Gut 2,2 Millionen Mitglieder hat die IG Metall nun. Im vorigen Jahr sind 0,2 Prozent hinzugekommen. Die Beiträge sind deutlich stärker um 3,4 Prozent gestiegen. Hauptkassierer Jürgen Kerner hat wie immer ein Gutteil in die Rücklagen gesteckt und kann so den Kollegen, die mitten in Tarifverhandlungen stecken, den Rücken stärken: "Die IG Metall ist finanziell gut aufgestellt und jederzeit handlungsfähig."
Soll heißen: Streik wären finanziell kein Problem. Aber es sieht nicht nach Streik aus. 5,5 Prozent mehr Lohn hat die IG Metall in der vorige Woche angelaufenen Runde gefordert, dazu mehr Alters- und vor allem mehr Bildungsteilzeit: Bezahlte Arbeitszeit also, in der die Mitarbeiter sich fortbilden sollen. Die Arbeitgeber sagen zwar, sie gäben schon genug Geld dafür aus. Aber die IG Metall beharrt auf ihrer Forderung, will vor allem über die Bildungsteilzeit mitbestimmen. Das wäre neu. Diese Machtfrage hat die Gewerkschaft aber gestellt. Und Jörg Hofmann, der für die Tarifpolitik zuständige zweite Vorsitzende, will hart bleiben, gibt sich dennoch optimistisch:
"Wir werden es schaffen, auch dieses Jahr ohne Urabstimmung und Streik zu einem Ergebnis zu kommen. Damit ist aber auch notwendig, dass sich Bewegung am Verhandlungstisch auf der Arbeitgeberseite in die richtige Richtung zeigt."

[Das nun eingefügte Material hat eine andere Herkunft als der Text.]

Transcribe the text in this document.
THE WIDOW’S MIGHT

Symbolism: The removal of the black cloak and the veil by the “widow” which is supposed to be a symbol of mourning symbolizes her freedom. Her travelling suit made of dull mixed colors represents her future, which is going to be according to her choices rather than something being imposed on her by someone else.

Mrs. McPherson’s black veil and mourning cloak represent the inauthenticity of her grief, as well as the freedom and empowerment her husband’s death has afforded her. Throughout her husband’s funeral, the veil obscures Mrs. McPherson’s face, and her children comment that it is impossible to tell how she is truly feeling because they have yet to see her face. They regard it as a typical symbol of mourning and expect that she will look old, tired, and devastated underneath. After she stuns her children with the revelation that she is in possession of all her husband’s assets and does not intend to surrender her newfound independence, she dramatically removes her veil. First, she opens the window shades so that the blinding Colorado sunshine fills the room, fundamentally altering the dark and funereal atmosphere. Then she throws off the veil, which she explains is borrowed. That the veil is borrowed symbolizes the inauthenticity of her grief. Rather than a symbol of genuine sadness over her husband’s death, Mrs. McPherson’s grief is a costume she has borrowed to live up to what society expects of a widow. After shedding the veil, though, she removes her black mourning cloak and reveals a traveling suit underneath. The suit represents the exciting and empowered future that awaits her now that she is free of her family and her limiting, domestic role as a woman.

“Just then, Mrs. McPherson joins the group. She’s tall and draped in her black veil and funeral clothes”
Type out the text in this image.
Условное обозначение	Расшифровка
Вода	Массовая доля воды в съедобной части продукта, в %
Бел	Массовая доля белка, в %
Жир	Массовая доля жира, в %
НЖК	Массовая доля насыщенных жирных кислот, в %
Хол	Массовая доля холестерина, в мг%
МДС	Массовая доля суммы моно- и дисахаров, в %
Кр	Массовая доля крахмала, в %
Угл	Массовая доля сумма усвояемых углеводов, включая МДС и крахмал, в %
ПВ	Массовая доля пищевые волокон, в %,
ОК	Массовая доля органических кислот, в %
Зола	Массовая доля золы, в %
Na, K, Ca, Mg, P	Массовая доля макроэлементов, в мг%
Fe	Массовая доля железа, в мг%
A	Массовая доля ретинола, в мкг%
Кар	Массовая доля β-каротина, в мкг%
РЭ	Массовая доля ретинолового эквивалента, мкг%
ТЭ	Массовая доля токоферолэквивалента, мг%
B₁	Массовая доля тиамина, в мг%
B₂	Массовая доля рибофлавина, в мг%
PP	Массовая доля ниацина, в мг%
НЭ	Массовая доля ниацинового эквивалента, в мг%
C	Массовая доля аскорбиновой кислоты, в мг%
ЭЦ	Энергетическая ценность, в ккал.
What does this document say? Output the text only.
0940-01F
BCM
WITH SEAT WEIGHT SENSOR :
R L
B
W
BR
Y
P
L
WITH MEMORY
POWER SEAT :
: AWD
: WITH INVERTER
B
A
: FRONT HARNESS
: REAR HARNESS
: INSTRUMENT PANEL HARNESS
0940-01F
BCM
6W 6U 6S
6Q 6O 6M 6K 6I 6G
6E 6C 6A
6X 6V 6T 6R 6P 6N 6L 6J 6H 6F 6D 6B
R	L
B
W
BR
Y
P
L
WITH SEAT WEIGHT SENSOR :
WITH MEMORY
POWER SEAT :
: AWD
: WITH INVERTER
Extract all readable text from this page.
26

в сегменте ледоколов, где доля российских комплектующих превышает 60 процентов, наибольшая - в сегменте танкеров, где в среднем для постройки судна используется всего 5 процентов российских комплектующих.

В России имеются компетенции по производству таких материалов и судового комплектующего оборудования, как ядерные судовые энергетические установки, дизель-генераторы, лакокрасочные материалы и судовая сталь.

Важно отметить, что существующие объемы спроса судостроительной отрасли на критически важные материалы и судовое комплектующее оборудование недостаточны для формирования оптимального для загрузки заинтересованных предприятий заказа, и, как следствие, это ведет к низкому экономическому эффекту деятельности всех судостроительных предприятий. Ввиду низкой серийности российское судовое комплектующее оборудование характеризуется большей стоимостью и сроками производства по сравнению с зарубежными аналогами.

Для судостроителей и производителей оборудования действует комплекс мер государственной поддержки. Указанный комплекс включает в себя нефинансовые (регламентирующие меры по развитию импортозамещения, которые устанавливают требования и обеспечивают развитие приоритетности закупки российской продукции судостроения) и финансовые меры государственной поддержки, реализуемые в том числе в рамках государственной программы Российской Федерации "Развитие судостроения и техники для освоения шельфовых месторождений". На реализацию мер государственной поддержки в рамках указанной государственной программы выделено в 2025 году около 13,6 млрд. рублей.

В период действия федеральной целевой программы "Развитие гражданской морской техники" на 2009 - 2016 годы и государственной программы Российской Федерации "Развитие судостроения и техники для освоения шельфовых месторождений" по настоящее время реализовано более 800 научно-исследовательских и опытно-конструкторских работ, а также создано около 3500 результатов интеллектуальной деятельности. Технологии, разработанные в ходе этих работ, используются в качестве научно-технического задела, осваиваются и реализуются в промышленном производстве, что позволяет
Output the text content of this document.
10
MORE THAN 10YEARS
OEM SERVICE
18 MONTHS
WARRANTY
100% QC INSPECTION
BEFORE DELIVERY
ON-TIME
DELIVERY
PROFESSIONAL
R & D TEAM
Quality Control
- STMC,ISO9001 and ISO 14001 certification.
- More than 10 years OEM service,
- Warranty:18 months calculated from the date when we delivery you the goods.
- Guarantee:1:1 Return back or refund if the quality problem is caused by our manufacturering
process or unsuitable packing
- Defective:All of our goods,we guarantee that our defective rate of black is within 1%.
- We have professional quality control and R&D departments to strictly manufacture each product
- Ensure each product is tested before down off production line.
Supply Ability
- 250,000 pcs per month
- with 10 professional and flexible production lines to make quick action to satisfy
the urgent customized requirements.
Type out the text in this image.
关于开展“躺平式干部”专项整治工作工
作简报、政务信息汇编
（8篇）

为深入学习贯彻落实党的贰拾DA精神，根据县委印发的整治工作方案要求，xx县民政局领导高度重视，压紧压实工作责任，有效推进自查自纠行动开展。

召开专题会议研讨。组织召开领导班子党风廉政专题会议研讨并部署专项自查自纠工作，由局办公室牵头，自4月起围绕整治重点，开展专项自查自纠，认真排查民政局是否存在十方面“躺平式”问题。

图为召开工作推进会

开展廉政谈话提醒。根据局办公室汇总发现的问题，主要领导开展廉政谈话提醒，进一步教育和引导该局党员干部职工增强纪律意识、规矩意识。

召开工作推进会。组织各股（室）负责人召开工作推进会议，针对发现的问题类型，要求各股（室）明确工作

Warnstreiks und andere Scharmützel, wie vorige Woche schon in Thüringen erlebt, seien aber vom 29. Januar an bundesweit möglich.
Auch in Zukunft keine tariffreien Räume
Das kurzfristige Tarifgeschäft geht also routiniert seinen Gang. Was die IG Metall in der Zukunft umtreibt, sind die sich dramatisch ändernden Geschäftsprozesse in der Industrie. Versand, Gebäudeinstandhaltung und Kantinenbetrieb gehen an selbstständige Unternehmen. Externe Ingenieurbüros übernehmen die Entwicklungsarbeit. Damit wird der einheitliche Metalltarif infrage gestellt. Die Gewerkschaft passe sich dem an, wolle aber tariffreie Räume nicht zulassen:
"Facility Management wird sicherlich anders bezahlt werden als jemand, der in der Automobilindustrie arbeitet. Es kann aber auch sein, dass es Tarifverträge gibt, die natürlich Metall- und Elektroindustrie betreffen oder vielleicht sogar noch höher sind. Ich sag mal das Stichwort "Entwicklungsdienstleister". Das heißt, da gibt es keine klare, einheitliche Antwort. Sondern deswegen sprechen wir von einem System von IG-Metall-Tarifverträgen, das auf die unterschiedlichen Realitäten eine entsprechende Antwort gibt," sagt Detlef Wetzel, der erste Vorsitzende der IG Metall. Ihm ist klar, dass dann auch Arbeitsbereiche entstehen, in der bisher die Dienstleistungsgewerkschaft Verdi die Tarifverhandlungen führte. Ja, sagt Wetzel, das könne zum Konflikt führen.
"Ich bin sehr zuversichtlich, dass wir im DGB auch eine Lösung finden. Das dauert manchmal seine Zeit. Aber ich bin ganz sicher, dass wir insgesamt in Deutschland eine vernünftige Lösung finden für die Fälle, wo es möglicherweise zurzeit unterschiedliche Meinungen zu gibt."
Sonst gehe die Geschichte über die Gewerkschaften hinweg.